L’archéologie n’a jamais été aussi publique. Tellement publique qu’elle est récemment devenue un spectacle lorsque les momies ont été transférées du musée égyptien de la place Tahrir du Caire au musée national de la civilisation égyptienne. Un spectacle à consommer depuis vos fauteuils à la maison et à projeter en direct depuis les rues du Caire, transformé en un rodéo très coûteux pour glorifier le gouvernement-régime d’Abdel Fattah al-Sisi. Le passé est ainsi utilisé comme un outil politique, une diversion sociale pour stimuler le tourisme mais aussi pour balayer sous le tapis des aspects plus controversés comme la répression des dissidents politiques ou le triplement des investissements dans l’armée au détriment du bien-être de la population.
L’héritier et prince héritier controversé de l’Arabie saoudite, Mohammed bin Salman, critiqué internationalement pour la suppression systématique desdroits à la liberté d’expression , investit massivement dans l’image du Royaume, notamment dans un réaménagement majeur de la zone archéologique du Hejaz, au nord de Médine, qui sera bientôt rouverte au tourisme international.
Dans certains cas, la politique s’approprie le patrimoine archéologique et l’utilise comme un outil de marketing.
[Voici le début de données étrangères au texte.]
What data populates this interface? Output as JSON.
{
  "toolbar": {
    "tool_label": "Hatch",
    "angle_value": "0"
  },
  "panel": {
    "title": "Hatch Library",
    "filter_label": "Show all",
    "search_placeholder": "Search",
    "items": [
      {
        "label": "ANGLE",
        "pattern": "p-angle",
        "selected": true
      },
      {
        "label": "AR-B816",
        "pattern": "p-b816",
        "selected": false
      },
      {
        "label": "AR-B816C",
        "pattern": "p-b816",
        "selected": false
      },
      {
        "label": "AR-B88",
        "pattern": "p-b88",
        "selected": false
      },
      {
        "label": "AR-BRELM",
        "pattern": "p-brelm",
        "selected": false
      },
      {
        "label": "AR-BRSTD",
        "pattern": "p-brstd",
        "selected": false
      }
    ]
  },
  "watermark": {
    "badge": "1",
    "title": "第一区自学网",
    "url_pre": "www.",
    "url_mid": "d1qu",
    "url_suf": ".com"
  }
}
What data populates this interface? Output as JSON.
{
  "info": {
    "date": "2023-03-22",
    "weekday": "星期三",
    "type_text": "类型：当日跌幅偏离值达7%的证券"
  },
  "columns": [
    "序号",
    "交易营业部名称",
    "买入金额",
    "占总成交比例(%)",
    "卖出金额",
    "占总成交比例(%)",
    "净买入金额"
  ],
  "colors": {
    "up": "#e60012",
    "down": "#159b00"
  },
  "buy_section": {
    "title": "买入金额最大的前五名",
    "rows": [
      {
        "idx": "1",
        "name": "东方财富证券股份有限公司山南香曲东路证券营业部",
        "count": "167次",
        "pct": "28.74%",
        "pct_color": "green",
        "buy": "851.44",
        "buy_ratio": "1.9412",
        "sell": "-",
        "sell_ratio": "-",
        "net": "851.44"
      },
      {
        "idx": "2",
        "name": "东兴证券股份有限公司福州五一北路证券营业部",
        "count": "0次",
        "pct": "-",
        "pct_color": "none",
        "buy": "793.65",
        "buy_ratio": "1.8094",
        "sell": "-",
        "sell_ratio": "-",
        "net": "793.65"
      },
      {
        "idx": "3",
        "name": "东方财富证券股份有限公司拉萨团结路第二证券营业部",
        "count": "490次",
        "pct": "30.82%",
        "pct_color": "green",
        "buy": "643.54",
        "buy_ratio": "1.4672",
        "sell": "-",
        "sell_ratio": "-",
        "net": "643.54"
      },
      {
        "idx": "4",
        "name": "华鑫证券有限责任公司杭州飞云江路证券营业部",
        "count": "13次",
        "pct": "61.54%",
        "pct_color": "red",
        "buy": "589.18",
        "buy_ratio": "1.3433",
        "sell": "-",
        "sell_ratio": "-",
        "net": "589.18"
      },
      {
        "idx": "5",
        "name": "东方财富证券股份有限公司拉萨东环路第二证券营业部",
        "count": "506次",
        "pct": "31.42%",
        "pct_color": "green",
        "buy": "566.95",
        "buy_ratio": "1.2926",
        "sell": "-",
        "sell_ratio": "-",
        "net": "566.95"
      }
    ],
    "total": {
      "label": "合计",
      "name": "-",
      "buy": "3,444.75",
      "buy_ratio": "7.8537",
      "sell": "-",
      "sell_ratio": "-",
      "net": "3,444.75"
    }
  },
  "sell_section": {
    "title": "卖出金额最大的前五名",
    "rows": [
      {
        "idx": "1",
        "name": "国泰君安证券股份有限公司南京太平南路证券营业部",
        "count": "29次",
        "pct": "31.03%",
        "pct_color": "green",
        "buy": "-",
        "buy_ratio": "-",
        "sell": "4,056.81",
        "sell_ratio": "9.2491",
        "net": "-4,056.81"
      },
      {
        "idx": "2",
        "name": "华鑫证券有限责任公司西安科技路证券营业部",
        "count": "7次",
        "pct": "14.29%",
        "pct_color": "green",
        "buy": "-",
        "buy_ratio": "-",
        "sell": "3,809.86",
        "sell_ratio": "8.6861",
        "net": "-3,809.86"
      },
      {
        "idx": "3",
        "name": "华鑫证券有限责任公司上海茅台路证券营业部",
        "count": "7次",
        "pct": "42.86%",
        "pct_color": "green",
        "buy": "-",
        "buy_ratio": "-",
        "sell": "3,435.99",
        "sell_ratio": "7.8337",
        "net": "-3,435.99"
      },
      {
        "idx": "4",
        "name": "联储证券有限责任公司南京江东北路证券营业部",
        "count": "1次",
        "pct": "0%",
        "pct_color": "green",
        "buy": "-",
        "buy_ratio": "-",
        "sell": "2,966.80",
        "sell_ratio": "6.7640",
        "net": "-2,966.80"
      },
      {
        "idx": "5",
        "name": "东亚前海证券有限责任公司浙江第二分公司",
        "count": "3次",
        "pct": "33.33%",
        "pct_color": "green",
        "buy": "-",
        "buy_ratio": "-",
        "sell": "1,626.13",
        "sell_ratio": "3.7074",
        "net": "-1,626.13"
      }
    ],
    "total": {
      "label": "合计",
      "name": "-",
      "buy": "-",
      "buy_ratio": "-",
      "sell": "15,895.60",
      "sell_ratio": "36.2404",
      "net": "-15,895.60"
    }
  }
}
Une arme culturelle de masse pour tromper l’opinion publique par des artifices. C’est pourquoi, aujourd’hui comme hier, il est très important d’étudier le passé, mais aussi la société et le contexte politique dans lesquels ce patrimoine est lu et utilisé.
Le défilé d’or de Pharaos |
Le défilé d’or de Pharaos |
Jamais l’archéologie n’a été aussi extraordinairement actuelle et liée à notre présent. C’est pourquoi ceux qui l’étudient aujourd’hui ne peuvent éviter de prendre parti, de se confronter et de se relier à la société dans laquelle ils travaillent.
Au niveau local, on se souvient de la querelle entre le directeur du musée égyptien de Turin, Christian Greco, et le leader de Fratelli d’Italia, Georgia Meloni, à propos de l’initiative temporaire de l’institution pour tous les citoyens de langue arabe. La collection archéologique égyptienne, aux yeux des médias, n’a plus seulement un rôle didactique ou conservateur, mais prend une connotation fortement sociale, divisant l’opinion publique. Le musée de Turin devient à son tour une arène politique, même si, dans ce cas, l’opération du directeur vise à l’inclusion culturelle et au développement de nouveaux publics et non à stimuler la controverse.
Il faut comprendre que l’archéologie ne peut plus se limiter à l’étude, à la recherche ou à la vulgarisation, mais qu’elle est également ’politique’ au sens le plus large du terme. Les premières études sur l’archéologie publique et son rôle social et politique ont officiellement vu le jour en tant que discipline universitaire dans les années 1980 à l’University College London et ont contribué à modifier la manière de penser l’archéologie. L’un de ses pères fondateurs, Peter Ucko, s’est battu pour inclure les Australiens natifs dans les études spécialisées les concernant.
Des Bouddhas de Bamiyan dynamités par les Talibans pour des raisons religieuses aux bronzes du Bénin, il n’existe pas de patrimoine silencieux figé dans le temps. Au-delà des faits historiques, le passé continue de parler. Dans certains cas, il crie. Il suffit d’écouter les voix des manifestants devant le British Museum ou à Washington à la suite des mouvements de décolonisation culturelle.
Il n’y a pas de patrimoine culturel aujourd’hui sans réinterprétation, il n’y a pas de vulgarisation scientifique sans construction de nouvelles significations pour les nouvelles générations. C’est pourquoi le rôle des universitaires, des conservateurs et des enseignants est de rendre la recherche pertinente en stimulant le débat, la confrontation, voire la critique. “Celui qui contrôle le passé contrôle l’avenir, celui qui contrôle le présent contrôle le passé”, écrivait George Orwell dans 1984.